Not long ago, Ilse and Mum were dancing the Lipsi, spinning time around one another, but not with the strength of spider-silk. Inside the station, Ilse reaches her boundary. We are now in the Palace of Tears.

This is the room where the visit ends. Mum and I must pass through a door that leads us deeper into the station. East Berliners are forbidden from taking another step.

The party is over. Hundreds of people are saying goodbye. This is the worst division of them all, where tears flow in rivers.

The trains are rumbling in, the clock clicking without mercy. The guards’ clipped voices cut through the crying. We must proceed. Everyone in the desolate room is wrenched apart without saying a word that makes sense. No point in whispering, “See you soon,” or “Bye for now.” And those left behind can never say, “I’ll come to you next time.”

“Goodbye, Ilse.”

“Goodbye, my dear Birgit.”

Mum cries for Ilse’s lost freedom, but Ilse no longer mourns it. Her tears are all for Mum. I have to prise their fingers apart. Before she turns away, Ilse winks at me, but not with a smile this time.

Echoes of tears rebound from the walls and ceilings, following Mum and me through the tedious checks and braced guns. One man is howling like a beaten dog. A woman carrying a cockatiel in a cage weeps while the bird watches her, its tiny yellow head tilted to one side.

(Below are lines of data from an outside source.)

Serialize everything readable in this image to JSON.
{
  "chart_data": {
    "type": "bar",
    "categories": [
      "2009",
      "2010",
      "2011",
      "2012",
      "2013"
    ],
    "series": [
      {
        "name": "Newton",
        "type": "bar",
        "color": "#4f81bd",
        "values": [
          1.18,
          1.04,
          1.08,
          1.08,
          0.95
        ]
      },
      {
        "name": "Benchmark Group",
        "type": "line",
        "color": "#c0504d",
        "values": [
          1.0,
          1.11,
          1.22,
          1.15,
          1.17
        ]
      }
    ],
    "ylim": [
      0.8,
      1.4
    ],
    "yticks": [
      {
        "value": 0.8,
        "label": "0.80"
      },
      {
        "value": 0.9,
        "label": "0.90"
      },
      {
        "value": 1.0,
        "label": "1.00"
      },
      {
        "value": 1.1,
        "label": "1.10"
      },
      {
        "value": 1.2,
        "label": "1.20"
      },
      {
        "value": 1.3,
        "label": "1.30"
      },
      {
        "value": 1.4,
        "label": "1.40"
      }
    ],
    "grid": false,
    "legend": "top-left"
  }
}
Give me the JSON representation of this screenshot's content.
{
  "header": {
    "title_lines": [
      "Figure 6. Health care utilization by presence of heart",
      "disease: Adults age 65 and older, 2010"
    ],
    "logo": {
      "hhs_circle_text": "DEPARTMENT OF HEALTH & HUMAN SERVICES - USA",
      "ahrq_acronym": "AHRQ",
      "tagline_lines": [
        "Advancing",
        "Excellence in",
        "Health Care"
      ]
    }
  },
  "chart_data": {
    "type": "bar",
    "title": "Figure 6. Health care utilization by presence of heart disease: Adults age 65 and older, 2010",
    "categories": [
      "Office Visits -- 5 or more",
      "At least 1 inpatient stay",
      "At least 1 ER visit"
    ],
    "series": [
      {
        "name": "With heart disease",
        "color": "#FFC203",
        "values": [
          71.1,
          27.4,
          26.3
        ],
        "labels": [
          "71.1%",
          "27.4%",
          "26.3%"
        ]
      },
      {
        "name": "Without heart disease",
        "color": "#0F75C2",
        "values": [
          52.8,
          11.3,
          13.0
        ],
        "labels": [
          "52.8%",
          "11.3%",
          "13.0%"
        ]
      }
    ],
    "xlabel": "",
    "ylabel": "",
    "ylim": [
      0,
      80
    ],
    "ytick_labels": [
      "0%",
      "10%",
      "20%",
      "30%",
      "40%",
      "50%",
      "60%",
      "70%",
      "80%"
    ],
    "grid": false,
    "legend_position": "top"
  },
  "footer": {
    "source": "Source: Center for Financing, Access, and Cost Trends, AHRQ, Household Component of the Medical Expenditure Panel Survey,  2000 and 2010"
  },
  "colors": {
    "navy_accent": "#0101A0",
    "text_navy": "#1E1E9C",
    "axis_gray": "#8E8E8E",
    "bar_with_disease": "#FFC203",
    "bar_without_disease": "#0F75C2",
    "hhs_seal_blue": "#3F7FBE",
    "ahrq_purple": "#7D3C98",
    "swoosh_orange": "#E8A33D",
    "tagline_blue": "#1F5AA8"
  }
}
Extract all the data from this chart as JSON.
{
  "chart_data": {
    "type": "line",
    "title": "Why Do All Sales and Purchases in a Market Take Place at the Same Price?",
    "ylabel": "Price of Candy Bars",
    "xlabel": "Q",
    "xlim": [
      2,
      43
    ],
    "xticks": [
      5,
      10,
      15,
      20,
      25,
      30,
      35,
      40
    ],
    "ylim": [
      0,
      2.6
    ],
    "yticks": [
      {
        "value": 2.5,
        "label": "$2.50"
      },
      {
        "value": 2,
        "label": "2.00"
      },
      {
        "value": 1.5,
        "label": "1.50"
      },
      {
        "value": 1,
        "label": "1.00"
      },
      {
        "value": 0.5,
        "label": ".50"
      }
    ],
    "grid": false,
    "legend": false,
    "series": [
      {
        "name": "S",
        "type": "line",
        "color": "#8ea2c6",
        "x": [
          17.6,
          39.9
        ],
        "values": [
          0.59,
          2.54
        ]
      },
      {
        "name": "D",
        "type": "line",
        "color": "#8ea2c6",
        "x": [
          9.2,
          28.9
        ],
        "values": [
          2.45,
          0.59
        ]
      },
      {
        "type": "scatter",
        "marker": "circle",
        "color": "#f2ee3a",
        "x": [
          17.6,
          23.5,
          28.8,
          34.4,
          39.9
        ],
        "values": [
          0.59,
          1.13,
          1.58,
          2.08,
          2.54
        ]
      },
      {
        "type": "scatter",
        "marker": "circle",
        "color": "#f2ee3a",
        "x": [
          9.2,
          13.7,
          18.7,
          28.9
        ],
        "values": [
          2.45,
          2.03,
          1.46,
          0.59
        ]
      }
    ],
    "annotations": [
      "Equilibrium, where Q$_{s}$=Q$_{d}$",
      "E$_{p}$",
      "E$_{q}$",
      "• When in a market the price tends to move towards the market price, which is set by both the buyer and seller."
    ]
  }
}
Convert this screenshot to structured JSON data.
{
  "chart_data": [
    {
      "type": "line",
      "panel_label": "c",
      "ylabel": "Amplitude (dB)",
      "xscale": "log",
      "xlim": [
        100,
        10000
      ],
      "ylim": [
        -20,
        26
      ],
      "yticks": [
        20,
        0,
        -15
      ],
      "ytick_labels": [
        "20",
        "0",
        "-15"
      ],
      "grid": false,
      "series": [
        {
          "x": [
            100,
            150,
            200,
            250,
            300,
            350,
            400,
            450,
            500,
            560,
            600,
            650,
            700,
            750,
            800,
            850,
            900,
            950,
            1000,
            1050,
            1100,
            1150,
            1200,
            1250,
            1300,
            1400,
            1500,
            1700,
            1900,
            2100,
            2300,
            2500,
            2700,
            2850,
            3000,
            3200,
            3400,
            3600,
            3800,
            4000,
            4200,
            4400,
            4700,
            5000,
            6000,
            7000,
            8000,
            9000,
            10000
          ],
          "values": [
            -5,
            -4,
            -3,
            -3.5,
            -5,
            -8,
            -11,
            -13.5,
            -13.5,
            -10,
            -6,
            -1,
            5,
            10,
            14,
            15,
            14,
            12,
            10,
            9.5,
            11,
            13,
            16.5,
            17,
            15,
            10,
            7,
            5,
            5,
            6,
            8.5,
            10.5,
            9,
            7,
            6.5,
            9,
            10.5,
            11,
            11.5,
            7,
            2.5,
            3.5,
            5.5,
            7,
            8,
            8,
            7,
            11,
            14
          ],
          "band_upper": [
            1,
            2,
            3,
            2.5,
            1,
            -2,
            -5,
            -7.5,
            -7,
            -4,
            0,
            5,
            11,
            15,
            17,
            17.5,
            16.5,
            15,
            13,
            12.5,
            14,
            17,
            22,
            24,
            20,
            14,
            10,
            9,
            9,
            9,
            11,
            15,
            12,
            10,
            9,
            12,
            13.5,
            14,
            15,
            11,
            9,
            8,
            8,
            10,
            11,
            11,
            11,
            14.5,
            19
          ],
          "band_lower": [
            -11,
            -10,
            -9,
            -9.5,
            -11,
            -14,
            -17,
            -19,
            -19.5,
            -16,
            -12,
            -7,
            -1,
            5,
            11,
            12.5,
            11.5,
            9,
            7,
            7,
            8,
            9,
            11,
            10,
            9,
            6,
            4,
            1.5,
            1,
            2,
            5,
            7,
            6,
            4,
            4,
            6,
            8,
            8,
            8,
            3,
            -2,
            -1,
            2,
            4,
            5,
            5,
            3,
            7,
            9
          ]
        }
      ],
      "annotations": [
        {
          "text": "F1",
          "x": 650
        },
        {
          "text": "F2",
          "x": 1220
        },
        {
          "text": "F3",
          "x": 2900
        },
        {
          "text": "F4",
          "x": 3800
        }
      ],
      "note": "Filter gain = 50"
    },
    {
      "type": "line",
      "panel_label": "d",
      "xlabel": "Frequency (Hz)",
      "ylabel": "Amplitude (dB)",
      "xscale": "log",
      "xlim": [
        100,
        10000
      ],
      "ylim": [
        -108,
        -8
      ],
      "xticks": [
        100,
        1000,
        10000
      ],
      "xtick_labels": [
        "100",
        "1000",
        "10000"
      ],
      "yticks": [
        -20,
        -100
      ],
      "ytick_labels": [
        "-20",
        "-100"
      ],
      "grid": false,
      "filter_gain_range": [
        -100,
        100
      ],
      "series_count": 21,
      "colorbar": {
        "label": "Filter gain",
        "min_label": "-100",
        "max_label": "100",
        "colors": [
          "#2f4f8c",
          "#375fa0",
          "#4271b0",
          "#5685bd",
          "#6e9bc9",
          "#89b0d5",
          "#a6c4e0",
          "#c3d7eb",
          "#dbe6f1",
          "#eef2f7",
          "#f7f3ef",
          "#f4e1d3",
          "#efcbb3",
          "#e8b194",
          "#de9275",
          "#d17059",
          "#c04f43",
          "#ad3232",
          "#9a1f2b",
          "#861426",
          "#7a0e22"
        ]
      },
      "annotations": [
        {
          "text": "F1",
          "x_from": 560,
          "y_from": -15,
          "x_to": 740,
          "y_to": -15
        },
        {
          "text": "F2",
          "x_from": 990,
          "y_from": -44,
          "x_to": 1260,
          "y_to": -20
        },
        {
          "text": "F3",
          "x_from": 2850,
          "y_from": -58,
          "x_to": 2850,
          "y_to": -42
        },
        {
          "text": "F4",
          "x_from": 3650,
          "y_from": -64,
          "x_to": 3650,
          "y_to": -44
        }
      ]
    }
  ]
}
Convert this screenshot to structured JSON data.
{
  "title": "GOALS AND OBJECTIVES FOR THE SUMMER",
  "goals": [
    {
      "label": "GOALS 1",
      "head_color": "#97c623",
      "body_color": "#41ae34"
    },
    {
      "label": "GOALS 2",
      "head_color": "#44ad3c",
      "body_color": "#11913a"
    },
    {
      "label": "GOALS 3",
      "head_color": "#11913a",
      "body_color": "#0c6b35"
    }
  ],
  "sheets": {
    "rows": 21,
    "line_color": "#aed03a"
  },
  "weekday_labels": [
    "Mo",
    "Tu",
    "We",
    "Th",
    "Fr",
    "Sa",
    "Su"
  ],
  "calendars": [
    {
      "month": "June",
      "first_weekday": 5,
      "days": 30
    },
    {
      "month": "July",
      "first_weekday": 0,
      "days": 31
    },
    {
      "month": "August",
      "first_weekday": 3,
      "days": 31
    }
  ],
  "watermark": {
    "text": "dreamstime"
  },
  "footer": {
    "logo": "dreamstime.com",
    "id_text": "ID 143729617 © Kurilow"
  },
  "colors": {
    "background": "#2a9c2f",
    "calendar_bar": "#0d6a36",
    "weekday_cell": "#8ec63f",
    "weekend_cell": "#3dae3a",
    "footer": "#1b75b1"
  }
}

I never cry much, but my eyes sting as if they are bleeding. I can’t see very well and Mum can probably see nothing at all. We are the blind leading the blind.

Mothers are not supposed to cry. Daughters are not meant to be the ones with clean hankies. An old man carrying a black loaf gives me a paper tissue as he hobbles by.

I separate its two layers and blow my nose with one.

“Come on, Mum.” I pass her the other flimsy half, which disintegrates and sticks to her face the moment she drenches it. Clearly a communist tissue.

I lead Mum towards the next queue, linking arms to encourage her forwards. I still can’t quite forgive her, but I want to remind her that she still has me.